Mensagem  Ave sem Ninho em Ter Dez 26, 2017 9:09 pm

Intimamente agradecia a Deus pelo facto de o marido estar em coma numa UTI; tudo lhe seria facilitado.
Pagou a conta do hotel e saiu.
Na rua, ela caprichou no visual:
desfiou suas roupas e sujou-se de terra, sem se importar com os olhares das pessoas que a observavam achando a cena descabida.
Fazendo-se de arfante, ela chegou à mansão.
O hotel não era tão longe e ela conseguiu ir a pé.
Os seguranças quase não a reconheceram e em poucos instantes ela estava na sala da mansão.
Chamou a todos, mas só Eudásia apareceu.
Olhando assustada para sua aparência, perguntou:
— O que aconteceu com você?
Esta casa está cheia de problemas, estávamos preocupados com seu sumiço, principalmente agora que o senhor Humberto adoeceu tão seriamente.
— O que Humberto teve?
Como foi ficar doente?
— Ele estava na sala conversando com Patrícia quando se sentiu mal e desmaiou.
Levamos ele para o hospital e está em estado de coma.
Como você foi desaparecer num momento como este?
Fernando também sumiu e Patrícia está se sentindo muito só.
Não sai do hospital um instante sequer.
Temo pela saúde dela.
— Desapareci porque ontem, quando fazia compras, dois homens me pegaram, colocaram um revólver em minha cabeça e me colocaram dentro de um carro.
Achei que estava sendo sequestrada e chorava muito.
Eles me levaram para um lugar distante e ermo.
Lá chegando tiraram o que eu tinha minha bolsa, minhas jóias, relógio, fiquei sem nada.
Tentaram abusar de mim e nem sei se conseguiram, pois, de tanto medo, acabei desmaiando.
Quando acordei não sabia onde estava.
Vaguei pelas ruas parecendo uma mendiga; nenhum táxi atendia a meu chamado.
Andei bastante até que acabei achando o caminho.
Eudásia estava impressionada com a narrativa.
— Quanta coisa ruim acontecendo nesta casa de uma só vez.
Até a Morgana resolveu ir embora.
— Ir embora?

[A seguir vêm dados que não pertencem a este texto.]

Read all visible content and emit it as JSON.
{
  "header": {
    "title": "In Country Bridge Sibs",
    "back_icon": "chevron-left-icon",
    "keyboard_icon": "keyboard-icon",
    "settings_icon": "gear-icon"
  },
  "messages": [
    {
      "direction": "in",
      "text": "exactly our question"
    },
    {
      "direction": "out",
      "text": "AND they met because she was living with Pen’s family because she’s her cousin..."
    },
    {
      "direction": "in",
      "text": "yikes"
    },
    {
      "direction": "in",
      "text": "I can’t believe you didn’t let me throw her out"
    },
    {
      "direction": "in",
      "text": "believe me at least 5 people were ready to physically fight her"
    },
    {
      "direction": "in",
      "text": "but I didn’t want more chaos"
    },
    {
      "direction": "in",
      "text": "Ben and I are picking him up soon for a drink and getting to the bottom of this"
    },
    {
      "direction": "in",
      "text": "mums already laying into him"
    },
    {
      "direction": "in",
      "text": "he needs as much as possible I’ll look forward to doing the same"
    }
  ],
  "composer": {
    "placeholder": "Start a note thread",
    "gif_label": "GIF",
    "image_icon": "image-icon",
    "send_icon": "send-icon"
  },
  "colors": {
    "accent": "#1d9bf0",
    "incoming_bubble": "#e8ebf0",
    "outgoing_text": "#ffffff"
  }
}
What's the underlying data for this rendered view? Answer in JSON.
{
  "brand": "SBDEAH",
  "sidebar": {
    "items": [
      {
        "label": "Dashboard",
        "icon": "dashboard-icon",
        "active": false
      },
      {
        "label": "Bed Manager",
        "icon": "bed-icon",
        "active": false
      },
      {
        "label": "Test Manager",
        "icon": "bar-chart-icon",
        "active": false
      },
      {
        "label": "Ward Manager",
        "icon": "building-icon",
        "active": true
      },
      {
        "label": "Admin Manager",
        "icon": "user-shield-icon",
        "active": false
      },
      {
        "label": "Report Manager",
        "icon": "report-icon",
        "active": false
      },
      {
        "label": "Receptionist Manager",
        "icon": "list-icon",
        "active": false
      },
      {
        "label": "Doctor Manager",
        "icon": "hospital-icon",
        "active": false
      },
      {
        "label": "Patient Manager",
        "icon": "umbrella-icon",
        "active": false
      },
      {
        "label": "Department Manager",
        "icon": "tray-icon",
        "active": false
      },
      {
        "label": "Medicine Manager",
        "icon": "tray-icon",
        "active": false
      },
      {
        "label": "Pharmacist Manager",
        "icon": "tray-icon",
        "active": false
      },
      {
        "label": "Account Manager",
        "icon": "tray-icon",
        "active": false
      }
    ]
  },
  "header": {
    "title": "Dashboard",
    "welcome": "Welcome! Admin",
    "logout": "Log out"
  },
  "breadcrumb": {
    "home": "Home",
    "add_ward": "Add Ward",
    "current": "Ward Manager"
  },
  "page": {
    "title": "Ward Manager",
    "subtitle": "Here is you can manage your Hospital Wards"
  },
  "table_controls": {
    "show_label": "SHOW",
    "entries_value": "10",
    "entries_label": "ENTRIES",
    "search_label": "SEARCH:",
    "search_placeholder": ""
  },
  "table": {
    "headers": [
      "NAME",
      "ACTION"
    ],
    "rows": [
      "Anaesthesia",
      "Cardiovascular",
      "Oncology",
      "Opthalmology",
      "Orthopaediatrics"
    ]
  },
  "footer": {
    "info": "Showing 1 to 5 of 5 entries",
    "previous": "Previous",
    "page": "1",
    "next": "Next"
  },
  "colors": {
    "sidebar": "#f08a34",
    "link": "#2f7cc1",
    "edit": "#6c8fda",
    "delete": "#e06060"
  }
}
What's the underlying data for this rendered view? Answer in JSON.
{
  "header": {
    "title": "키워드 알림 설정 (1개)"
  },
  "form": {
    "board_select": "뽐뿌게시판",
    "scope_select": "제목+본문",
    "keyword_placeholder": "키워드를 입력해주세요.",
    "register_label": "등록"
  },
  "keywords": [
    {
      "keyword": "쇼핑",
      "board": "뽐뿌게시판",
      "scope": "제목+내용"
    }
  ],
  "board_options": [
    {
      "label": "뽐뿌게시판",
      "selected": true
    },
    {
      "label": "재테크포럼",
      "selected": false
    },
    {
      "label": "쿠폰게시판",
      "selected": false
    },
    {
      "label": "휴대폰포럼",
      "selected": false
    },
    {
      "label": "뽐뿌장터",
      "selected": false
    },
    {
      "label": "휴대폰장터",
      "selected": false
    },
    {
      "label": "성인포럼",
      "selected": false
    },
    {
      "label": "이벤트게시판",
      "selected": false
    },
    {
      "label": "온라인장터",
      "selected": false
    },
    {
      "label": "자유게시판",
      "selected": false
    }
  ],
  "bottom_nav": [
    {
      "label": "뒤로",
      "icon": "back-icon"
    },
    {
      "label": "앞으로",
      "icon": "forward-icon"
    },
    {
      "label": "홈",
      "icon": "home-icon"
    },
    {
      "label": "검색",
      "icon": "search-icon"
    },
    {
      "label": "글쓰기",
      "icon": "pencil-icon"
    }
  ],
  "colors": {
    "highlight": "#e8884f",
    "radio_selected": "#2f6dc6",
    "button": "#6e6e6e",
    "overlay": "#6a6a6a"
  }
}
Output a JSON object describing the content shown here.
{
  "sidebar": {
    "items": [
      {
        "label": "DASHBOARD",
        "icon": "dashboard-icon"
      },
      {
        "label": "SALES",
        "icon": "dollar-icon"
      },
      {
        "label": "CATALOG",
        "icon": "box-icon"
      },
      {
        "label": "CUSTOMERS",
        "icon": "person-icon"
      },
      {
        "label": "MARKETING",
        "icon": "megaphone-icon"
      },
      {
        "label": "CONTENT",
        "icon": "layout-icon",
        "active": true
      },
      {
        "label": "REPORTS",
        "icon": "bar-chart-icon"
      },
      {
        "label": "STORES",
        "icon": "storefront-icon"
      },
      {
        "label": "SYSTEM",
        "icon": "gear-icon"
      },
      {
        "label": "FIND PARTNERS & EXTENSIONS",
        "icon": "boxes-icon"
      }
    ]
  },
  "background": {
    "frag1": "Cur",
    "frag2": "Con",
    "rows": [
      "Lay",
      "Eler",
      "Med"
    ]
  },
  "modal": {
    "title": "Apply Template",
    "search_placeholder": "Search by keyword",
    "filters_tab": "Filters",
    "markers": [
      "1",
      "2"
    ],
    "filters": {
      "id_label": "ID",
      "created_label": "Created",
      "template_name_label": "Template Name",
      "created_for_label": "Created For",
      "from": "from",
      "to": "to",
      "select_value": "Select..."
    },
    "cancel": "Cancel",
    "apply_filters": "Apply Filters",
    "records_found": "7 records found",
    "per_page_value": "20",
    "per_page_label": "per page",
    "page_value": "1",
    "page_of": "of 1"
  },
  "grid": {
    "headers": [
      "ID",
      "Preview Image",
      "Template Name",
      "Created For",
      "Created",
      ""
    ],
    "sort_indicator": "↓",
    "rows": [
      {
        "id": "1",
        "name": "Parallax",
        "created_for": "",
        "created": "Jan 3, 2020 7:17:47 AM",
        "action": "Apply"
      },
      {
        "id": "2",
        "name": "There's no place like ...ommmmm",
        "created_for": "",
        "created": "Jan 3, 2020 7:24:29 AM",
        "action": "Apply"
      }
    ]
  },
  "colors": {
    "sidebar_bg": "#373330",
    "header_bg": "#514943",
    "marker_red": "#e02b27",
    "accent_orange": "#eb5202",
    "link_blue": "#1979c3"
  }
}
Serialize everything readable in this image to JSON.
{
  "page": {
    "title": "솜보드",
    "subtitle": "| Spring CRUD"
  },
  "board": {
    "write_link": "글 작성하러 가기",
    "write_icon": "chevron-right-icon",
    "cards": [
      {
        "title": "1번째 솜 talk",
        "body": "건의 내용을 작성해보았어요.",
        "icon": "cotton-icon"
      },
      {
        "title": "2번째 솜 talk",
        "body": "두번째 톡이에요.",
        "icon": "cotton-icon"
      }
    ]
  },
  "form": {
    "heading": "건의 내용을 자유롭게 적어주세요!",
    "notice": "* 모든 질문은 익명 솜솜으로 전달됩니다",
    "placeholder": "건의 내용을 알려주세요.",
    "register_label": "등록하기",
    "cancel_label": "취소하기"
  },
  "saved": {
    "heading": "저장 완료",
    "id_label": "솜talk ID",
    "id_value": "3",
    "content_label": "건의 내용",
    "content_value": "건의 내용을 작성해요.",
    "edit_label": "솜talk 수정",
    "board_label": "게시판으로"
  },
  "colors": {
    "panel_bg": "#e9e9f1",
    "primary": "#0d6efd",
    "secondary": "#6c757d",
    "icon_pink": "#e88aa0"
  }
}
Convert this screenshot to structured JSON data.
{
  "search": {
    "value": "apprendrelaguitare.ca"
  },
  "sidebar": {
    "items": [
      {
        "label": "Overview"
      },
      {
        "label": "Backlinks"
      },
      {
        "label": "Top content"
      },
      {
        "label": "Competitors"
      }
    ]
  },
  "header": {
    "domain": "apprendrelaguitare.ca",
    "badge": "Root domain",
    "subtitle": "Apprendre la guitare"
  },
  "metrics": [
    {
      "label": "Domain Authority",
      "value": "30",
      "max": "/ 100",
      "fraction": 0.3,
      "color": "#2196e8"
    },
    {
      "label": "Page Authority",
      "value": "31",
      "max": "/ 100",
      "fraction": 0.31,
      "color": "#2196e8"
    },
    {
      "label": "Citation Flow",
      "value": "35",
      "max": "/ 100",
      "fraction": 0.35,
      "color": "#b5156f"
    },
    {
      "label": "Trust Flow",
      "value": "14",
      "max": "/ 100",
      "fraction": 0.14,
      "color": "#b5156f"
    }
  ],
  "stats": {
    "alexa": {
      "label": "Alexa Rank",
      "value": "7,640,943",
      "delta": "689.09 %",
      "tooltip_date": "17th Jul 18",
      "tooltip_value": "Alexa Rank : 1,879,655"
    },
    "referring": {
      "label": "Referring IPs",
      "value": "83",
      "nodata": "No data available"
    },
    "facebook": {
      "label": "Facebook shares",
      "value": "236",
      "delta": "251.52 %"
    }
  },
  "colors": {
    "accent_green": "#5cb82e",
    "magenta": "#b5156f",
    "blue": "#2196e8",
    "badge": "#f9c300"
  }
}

Ela não está mais aqui?
— Está no quarto dela fazendo as malas.
Num momento como esse em que ela deveria estar do seu lado, resolveu partir.
Isabela nem terminou de ouvir o que Eudásia dizia e subiu as escadarias, indo em direcção ao quarto de Morgana.
Invadiu-o com rapidez e Morgana, assustada, começou a tremer.
Isabela a olhou com ódio e esbravejou:
— Como ousou me trair?
Como teve tamanha coragem? Diga-me!
Morgana tremia muito e com voz que o medo abafava balbuciou:
— Não tive culpa.
Ela me obrigou me perdoe!
— Eu sabia.
Tinha certeza de que madame Aurélia estava por trás disso.
Mas nunca esperava uma traição dessas vinda de sua parte.
A partir de agora ganhou uma inimiga para o resto de sua vida.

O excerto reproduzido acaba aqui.